The governing rule has always been that provision of an interstate "telecommunications" or "basic" service is one on which carriers must pay into the universal service fund, and the provision of an "enhanced" or "information" service is one on which they don't. So, is MPLS a basic or enhanced service? Years ago, the same question was asked about frame relay. Somehow -- magically -- frame relay was considered an enhanced service until the mid to late 1990s, when it was ruled a basic service.

Did frame relay itself change? No. What changed is that frame relay became heavily used. Not to include it under universal service would have significantly lowered the amount of funds available for the various purposes of the universal service subsidy. So, after about 1997, frame relay became a basic service on which users could expect to pay an extra 10% or so.

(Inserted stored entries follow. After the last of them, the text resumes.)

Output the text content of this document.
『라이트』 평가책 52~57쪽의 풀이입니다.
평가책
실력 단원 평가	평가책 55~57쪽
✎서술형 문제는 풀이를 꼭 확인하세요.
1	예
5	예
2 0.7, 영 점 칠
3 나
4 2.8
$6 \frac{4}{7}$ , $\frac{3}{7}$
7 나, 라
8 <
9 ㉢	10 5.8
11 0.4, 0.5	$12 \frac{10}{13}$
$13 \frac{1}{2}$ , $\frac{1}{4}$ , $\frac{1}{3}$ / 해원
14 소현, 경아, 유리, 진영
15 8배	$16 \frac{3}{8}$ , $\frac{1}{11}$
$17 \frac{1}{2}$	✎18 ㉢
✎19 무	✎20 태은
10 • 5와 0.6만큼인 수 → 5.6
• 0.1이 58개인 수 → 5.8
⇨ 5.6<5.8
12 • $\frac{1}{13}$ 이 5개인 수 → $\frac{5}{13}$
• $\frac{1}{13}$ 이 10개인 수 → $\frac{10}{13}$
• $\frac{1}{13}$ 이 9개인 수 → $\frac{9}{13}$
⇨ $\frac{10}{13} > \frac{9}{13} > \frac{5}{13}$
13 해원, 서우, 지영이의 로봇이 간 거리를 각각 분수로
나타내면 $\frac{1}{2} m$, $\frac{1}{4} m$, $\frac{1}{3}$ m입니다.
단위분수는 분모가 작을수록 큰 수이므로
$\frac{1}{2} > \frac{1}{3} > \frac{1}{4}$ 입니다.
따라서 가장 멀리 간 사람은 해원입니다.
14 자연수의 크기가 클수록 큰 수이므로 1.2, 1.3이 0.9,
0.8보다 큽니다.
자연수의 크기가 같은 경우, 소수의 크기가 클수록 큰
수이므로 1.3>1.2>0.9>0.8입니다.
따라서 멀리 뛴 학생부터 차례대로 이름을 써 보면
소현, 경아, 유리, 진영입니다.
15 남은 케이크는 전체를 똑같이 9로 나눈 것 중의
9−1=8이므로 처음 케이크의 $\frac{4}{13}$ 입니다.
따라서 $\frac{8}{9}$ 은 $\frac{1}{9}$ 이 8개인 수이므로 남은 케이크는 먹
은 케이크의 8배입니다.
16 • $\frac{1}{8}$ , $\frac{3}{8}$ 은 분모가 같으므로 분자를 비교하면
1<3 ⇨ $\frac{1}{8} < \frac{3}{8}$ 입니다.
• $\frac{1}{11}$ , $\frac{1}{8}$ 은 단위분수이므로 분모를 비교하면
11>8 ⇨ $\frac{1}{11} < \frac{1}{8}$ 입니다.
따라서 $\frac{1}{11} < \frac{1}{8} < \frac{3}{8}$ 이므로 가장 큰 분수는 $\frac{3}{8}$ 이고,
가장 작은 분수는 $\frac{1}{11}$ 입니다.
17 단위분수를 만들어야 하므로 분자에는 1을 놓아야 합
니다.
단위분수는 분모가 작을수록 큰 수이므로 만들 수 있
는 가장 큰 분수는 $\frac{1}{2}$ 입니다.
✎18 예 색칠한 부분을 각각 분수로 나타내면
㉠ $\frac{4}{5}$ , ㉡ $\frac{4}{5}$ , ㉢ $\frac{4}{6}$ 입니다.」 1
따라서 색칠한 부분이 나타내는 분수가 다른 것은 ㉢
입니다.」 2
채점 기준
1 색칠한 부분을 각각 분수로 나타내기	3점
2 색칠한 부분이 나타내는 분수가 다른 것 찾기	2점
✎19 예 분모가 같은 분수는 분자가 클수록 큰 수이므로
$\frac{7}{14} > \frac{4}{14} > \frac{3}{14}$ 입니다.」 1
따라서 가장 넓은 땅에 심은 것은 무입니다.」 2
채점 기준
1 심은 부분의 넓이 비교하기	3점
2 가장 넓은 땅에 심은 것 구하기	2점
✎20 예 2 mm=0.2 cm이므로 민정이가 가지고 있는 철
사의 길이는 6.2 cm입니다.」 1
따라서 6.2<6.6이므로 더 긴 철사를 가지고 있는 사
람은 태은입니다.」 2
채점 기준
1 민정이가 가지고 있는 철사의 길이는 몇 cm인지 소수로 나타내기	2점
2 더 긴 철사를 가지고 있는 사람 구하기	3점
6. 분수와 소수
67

That's what's happening to MPLS now. A recent FCC release instructs carriers to include their MPLS revenues in the 2008 USF filing they must make on April 1. It wasn't clear before whether they had to include MPLS, and most didn't. Owing more as a result, carriers are going to want to recover the money from their customers.

And that brings me to the second thing to remember. Despite the millions, or tens of millions, of dollars that your enterprise may have paid out in USF surcharges over the years, the surcharge has never been federally mandated on you, as a business user. The government doesn't make you liable for AT&T or Verizon's quarterly USF expense, no matter how much the carriers lead you to think that's the case. But you have to pay it if your contract with the carrier or its Service Guide states that you pay the fee.

But does it really have to be that way? Here's where things get a little interesting. Before the FCC's latest move, carriers had been taking different approaches to including some form of USF charge on their MPLS invoices. Those carriers that had already imposed a USF pass-through for MPLS had not necessarily applied it to all of their MPLS services. For example, some imposed it on access charges but not port charges.

And the truth is, there have sometimes been "seams" into which customers have been able to place themselves in order to pay less in USF charges on data services. Right before MPLS became popular, many of the nation's big companies were buying not pure frame relay, but a service called FRASI -- Frame to ATM Service Interworking. AT&T in particular tended not to charge a USF pass-through on FRASI customers, more or less officially reasoning that since one end of each connection was ATM -- which, unlike frame relay, was never ruled a "basic service" -- it would not impose the charge. But the larger reason was that AT&T wanted to win big frame/ATM deals vs. rivals by charging less money, and that was a good thing.

So surcharges can ultimately be a deal question. If you're not in the process of doing a deal, and you are an MPLS customer, the (harsh) reality is that your costs are probably going up soon, because your carrier will be paying more and will want to get it back from you. If you are doing a competitive deal, there is now a greater premium than ever on getting hard answers in your RFP as to what surcharges each bidder passes along on what services and why -- not least because the USF surcharge itself is also going up to 11.3% of applicable revenues on April 1.

We've reached the same critical-mass "break point" on MPLS now that we reached on frame relay in the late 1990s -- when the government feels a previously uncertain service must be counted in the carrier revenues to keep their universal service cash flow going. And while that means that customer costs in general will be up as well, for you specifically as a seeker of competitive offers, that also means that surcharges -- just like other rate elements such as access, ports, and class-of-service packages -- need to be compared straight up in new bids.